On Thu, Dec 1, 2011 at 8:49 PM, bawolff bawolff+wn@gmail.com wrote:
Thus, just storing a table of key/value pairs is kind of problematic - how do you store an "array" value. Additionally you have to consider finding info. You probably want to efficiently be able to search through lang values in a specific language, or for a specific property and not caring for the language.
Two easiest things based on my previous experience: 1) separate values with \x00, making them easy to split after extracting a row 2) store multiple entries with an index field, making it easy to query for potentially multiples
Also consider how big a metadata field can get. Theoretically it's not really limited, well I don't expect it to be huge, > 255 bytes of utf-8 seems a totally reasonable size for a value of a metadata field.
Last of all, you have to keep in mind all sorts of stuff is stored in the img_metadata.
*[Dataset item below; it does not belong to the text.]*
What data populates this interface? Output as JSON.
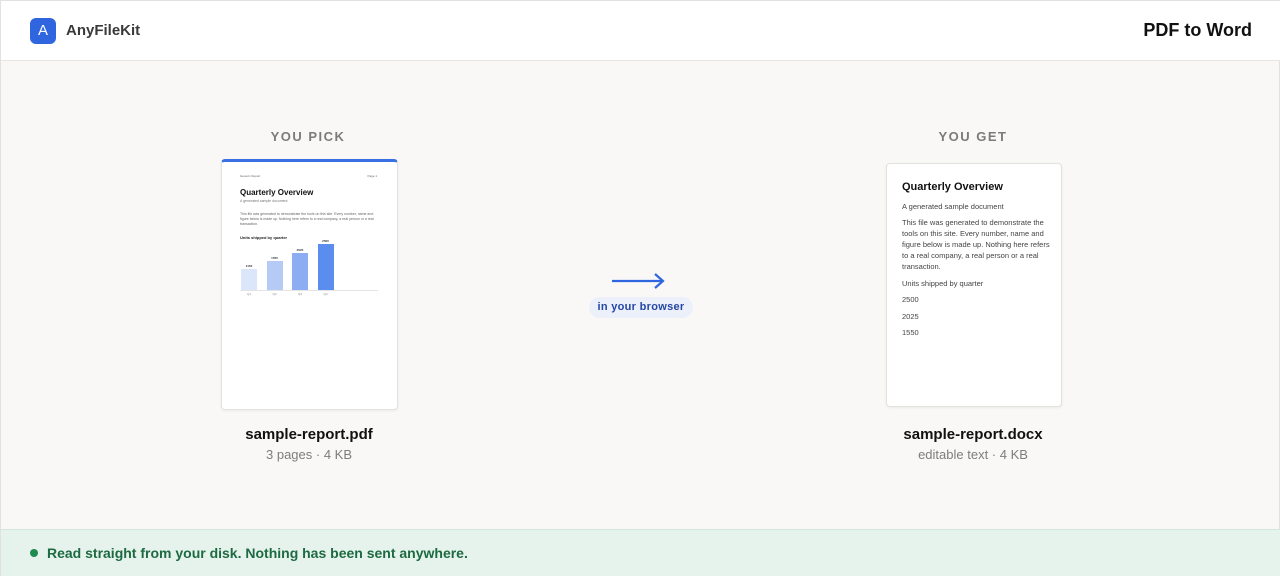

This includes things like the text layer of Djvu files (although arguably that shouldn't be stored there...) and other handler specific things (OggHandler stores some very complex structures in img_metadata). Of course, we could just keep the img_metadata blob there, and simply stop using it for "exif-like" data, but continue using it for handler specific ugly metadata that's generally invisible to user [probably a good idea. The two types of data are actually quite different].
On text: DjVu and PDF files can optionally contain flattened searchable text, which we extract so it can be used for things like Extension:ProofreadPage and, potentially, search indexing:
https://bugzilla.wikimedia.org/showdependencytree.cgi?id=21061&hide_reso...
Currently this gets stuffed into the metadata blob along with the exif data etc, and can make metadata blobs *very* large if there are hundreds of pages of text.
If extracted page text is stored in a better key-value store, we should make sure it doesn't get pulled in to backwards-compatible metadata blobs (if we keep em around as they are now) -- but they should be accessible through some API.
One issue to consider is the file archive. Should we replicate the metadata
table for file archive? Or serialize the data and store it in a new
table
(something like fa_metadata)?
Honestly, I wouldn't worry about that, especially in the beginning. As far as i know, the only place fa_metadata/oi_metadata is used, is that you can request it via api (I suppose it's copied over during file reverts as well). I don't think anyone uses that field on archived images really. (maybe one day bug 26741 will be fixed and this would be less of a concern).
That reminds me: ForeignAPIRepo (InstantCommons) wants to be able to transfer the metadata at least for current versions; API formats should remain compatible if possible in order for data to continue to be transferred to clients running old versions.
-- brion